Both the Armenian genocide resolution and the sanctions bill were fiercely opposed by Turkey but passed the House with large bipartisan majorities.

Lawmakers have been fuming since Trump announced in October he would withdraw U.S. troops from northern Syria, paving the way for Turkey’s long-threatened offensive against Syrian Kurdish forces.

In addition to the sanctions and Armenian genocide votes, the House passed a resolution opposing Trump’s withdrawal and calling on stop Turkey to “immediately cease unilateral military action” in northeast Syria.

“Turkish forces have killed civilians and members of the Syrian Democratic Forces, a critical U.S. partner in the fight against ISIS, and displaced over one hundred thousand people from their homes in northern Syria,” the lawmakers wrote in their letter to Trump.

In addition to Erdoğan’s “calamitous actions” in Syria, the lawmakers cited a “long list of disconcerting steps” he has taken.
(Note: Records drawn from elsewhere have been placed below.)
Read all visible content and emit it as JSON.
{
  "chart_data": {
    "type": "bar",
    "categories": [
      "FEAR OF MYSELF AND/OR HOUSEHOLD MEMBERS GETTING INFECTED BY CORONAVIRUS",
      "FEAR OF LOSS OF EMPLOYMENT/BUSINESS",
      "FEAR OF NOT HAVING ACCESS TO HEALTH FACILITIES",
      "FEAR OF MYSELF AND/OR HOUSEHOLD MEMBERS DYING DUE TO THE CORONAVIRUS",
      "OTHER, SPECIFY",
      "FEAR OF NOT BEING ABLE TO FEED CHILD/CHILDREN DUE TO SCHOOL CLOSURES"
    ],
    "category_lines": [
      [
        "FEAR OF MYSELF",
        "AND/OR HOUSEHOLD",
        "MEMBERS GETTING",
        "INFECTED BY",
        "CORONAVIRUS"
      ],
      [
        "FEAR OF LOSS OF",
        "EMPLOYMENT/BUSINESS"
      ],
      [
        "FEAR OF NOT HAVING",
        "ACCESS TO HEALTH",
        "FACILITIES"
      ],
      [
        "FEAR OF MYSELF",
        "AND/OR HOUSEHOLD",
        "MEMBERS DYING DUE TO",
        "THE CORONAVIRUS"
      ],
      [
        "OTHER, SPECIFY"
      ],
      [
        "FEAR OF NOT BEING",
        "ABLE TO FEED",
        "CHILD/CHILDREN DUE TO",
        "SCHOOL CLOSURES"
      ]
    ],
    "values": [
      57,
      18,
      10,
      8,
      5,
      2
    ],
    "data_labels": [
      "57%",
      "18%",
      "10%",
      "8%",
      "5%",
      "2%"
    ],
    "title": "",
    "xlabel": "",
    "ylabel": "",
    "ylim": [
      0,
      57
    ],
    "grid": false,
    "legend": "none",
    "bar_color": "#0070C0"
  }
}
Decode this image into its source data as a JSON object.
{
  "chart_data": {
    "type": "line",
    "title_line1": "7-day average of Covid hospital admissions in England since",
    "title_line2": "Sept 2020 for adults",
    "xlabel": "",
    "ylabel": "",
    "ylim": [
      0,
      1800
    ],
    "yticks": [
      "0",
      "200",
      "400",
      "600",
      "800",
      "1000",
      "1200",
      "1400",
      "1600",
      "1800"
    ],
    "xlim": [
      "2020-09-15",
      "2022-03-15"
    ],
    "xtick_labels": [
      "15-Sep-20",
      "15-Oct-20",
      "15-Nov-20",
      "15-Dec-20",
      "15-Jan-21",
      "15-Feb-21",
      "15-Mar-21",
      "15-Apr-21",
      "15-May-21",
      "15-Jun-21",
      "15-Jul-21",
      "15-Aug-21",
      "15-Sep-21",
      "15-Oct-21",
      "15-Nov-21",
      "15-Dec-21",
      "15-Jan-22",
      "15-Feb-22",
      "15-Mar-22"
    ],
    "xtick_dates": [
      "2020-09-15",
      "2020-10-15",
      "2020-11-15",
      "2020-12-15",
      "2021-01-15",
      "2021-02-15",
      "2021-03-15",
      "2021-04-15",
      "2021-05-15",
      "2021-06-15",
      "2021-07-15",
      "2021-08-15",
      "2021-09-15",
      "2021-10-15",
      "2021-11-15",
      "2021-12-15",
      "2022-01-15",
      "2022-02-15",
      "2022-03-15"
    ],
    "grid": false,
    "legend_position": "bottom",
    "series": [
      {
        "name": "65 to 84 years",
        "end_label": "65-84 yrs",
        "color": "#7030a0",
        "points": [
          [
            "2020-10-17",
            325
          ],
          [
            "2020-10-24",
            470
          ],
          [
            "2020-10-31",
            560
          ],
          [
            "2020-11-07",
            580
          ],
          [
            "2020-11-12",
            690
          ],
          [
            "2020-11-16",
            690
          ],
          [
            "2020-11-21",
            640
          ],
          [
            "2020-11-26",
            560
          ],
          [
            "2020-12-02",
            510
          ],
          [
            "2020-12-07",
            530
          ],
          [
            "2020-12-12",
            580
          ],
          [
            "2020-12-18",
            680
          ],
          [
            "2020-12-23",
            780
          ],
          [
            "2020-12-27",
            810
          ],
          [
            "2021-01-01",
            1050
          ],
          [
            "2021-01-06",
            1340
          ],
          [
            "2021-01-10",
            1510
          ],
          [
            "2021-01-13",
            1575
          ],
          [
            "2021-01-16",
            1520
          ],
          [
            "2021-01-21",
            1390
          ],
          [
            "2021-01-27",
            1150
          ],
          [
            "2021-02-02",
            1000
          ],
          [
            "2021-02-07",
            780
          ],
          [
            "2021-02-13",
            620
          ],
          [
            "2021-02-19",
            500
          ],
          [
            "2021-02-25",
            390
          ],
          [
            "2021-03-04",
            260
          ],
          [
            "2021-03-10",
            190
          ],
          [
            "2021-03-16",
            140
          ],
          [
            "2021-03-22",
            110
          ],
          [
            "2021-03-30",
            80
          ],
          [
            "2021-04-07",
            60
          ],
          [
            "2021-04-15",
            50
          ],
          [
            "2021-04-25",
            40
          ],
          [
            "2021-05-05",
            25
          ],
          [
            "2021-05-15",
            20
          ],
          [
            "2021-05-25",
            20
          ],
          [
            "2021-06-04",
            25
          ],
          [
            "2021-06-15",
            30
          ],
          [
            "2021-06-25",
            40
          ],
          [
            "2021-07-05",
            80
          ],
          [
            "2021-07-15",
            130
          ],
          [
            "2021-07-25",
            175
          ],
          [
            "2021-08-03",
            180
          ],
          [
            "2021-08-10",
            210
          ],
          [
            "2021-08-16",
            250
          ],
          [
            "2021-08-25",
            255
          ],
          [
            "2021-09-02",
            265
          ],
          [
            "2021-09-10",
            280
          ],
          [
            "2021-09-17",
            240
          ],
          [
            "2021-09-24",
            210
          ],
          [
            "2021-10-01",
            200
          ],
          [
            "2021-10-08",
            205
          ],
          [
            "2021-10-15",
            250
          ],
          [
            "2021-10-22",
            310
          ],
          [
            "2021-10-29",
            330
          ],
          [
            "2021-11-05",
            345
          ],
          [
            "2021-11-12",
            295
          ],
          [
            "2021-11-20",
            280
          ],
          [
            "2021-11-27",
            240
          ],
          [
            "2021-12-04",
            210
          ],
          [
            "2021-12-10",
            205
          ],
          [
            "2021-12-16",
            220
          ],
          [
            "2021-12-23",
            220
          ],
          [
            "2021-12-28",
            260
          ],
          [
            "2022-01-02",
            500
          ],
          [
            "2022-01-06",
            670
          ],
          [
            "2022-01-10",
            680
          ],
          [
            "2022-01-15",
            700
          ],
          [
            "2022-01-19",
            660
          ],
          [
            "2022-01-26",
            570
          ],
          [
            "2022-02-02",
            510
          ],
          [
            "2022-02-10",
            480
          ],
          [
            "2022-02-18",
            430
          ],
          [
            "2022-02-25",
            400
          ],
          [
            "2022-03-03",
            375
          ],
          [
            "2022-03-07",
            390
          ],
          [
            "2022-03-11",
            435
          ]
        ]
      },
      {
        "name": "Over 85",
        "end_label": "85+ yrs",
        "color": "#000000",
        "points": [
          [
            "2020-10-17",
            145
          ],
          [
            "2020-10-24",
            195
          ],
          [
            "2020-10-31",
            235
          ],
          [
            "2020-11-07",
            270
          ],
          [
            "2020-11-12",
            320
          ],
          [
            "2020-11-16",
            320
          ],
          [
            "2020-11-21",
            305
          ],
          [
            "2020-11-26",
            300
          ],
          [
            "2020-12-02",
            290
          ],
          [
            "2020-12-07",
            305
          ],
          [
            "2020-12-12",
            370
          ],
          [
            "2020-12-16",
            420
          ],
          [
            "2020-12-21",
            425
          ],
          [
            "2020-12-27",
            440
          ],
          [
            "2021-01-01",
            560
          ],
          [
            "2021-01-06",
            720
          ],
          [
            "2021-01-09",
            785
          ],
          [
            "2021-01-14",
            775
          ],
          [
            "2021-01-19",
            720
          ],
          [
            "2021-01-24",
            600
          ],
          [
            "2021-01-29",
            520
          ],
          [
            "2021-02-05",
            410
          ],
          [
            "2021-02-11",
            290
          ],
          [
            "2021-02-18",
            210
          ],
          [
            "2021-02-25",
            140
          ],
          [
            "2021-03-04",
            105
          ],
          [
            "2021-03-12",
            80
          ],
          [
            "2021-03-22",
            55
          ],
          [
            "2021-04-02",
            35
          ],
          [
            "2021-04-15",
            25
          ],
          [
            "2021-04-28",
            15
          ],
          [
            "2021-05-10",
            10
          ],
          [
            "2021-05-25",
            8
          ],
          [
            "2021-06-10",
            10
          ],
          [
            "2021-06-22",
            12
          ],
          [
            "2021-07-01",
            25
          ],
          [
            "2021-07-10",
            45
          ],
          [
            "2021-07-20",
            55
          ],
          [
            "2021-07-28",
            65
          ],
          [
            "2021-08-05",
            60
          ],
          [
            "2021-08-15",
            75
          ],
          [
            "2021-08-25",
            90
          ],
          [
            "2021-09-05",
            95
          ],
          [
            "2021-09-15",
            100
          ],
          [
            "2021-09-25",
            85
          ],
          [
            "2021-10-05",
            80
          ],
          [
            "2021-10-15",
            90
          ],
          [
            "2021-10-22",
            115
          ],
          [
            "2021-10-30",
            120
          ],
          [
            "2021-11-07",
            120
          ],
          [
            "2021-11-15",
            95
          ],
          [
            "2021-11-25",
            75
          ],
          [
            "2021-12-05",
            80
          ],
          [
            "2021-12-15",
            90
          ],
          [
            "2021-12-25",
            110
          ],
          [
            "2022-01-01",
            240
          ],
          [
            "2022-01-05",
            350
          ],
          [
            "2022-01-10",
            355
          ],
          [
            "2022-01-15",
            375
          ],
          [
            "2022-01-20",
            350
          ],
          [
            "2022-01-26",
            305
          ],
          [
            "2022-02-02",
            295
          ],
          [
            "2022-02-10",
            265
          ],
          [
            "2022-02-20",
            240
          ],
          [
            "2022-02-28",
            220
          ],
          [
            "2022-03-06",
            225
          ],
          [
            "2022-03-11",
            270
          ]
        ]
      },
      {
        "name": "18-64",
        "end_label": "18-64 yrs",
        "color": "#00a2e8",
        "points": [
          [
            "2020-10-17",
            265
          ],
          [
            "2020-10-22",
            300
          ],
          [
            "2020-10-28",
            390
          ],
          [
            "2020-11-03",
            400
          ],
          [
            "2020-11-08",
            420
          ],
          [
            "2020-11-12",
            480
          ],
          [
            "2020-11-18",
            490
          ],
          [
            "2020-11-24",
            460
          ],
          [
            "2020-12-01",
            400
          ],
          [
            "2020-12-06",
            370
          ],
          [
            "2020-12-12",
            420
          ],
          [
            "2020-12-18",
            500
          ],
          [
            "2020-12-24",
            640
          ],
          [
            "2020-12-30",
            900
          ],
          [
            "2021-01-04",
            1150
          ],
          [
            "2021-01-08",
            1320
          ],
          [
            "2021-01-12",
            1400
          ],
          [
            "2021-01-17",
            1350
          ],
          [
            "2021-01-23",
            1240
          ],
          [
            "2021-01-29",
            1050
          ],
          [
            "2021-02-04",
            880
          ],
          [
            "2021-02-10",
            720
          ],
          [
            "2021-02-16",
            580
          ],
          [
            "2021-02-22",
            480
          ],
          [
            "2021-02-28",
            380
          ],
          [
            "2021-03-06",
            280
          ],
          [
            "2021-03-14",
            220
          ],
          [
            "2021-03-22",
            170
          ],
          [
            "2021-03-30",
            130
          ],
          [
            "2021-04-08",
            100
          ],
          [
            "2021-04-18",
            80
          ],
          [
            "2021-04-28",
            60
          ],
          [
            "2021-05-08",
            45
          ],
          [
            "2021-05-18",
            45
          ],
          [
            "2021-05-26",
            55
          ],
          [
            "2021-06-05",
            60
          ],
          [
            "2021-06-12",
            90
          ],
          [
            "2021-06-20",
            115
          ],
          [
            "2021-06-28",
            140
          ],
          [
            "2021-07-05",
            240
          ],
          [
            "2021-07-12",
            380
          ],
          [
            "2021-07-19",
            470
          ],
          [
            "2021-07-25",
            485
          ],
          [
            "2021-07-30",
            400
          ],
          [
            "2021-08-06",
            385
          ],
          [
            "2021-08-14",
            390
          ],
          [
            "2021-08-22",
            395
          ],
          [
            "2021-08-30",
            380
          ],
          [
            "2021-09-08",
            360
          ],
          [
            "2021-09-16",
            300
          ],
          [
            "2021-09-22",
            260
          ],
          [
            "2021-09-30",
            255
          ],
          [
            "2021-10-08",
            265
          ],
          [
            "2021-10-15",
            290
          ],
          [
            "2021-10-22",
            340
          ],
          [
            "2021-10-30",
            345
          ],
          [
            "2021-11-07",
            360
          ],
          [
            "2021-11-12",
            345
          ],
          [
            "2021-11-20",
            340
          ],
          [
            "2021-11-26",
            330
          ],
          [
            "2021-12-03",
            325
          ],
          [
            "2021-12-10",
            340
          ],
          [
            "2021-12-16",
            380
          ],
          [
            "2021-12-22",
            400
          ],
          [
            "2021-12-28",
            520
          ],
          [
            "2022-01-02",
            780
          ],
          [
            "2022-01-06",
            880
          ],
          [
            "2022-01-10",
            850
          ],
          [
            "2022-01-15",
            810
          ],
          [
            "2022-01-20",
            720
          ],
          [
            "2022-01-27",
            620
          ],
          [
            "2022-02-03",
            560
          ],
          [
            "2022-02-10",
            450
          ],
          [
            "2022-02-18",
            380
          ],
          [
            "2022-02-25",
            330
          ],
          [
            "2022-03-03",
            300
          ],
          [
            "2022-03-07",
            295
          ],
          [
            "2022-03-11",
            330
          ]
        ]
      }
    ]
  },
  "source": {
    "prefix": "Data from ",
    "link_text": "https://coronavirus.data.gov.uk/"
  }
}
The letter listed Turkey’s purchase of the Russian S-400 missile defense system, cooperation with Russia on the TurkStream gas pipeline and unauthorized gas drilling in the Cypriot exclusive economic zone.

The lawmakers also slammed Erdoğan’s “systematic rollback of democratic institutions in Turkey, concentrating all political power in his person, persecuting political opponents and peaceful protestors, and imprisoning journalists in shocking numbers.”

“His imprisonment of innocent American citizens and local staff from the U.S. Embassy is especially egregious,” they wrote.

Trump’s national security adviser, Robert O’Brien, said in an interview Sunday that Trump would confront Erdoğan about the S-400 purchase during the visit.

“We’re very upset about that,” O’Brien said on CBS’s “Face the Nation.”

“There’s no place in NATO for significant Russian military purchases,” O’Brien added. “That’s a message that the president will deliver to him very clearly when he’s here in Washington.”

Under a law known as the Countering America's Adversaries Through Sanctions Act, the administration is required to impose sanctions on those who do business with the Russian defense industry, but Trump has yet to levy sanctions on Turkey for the S-400.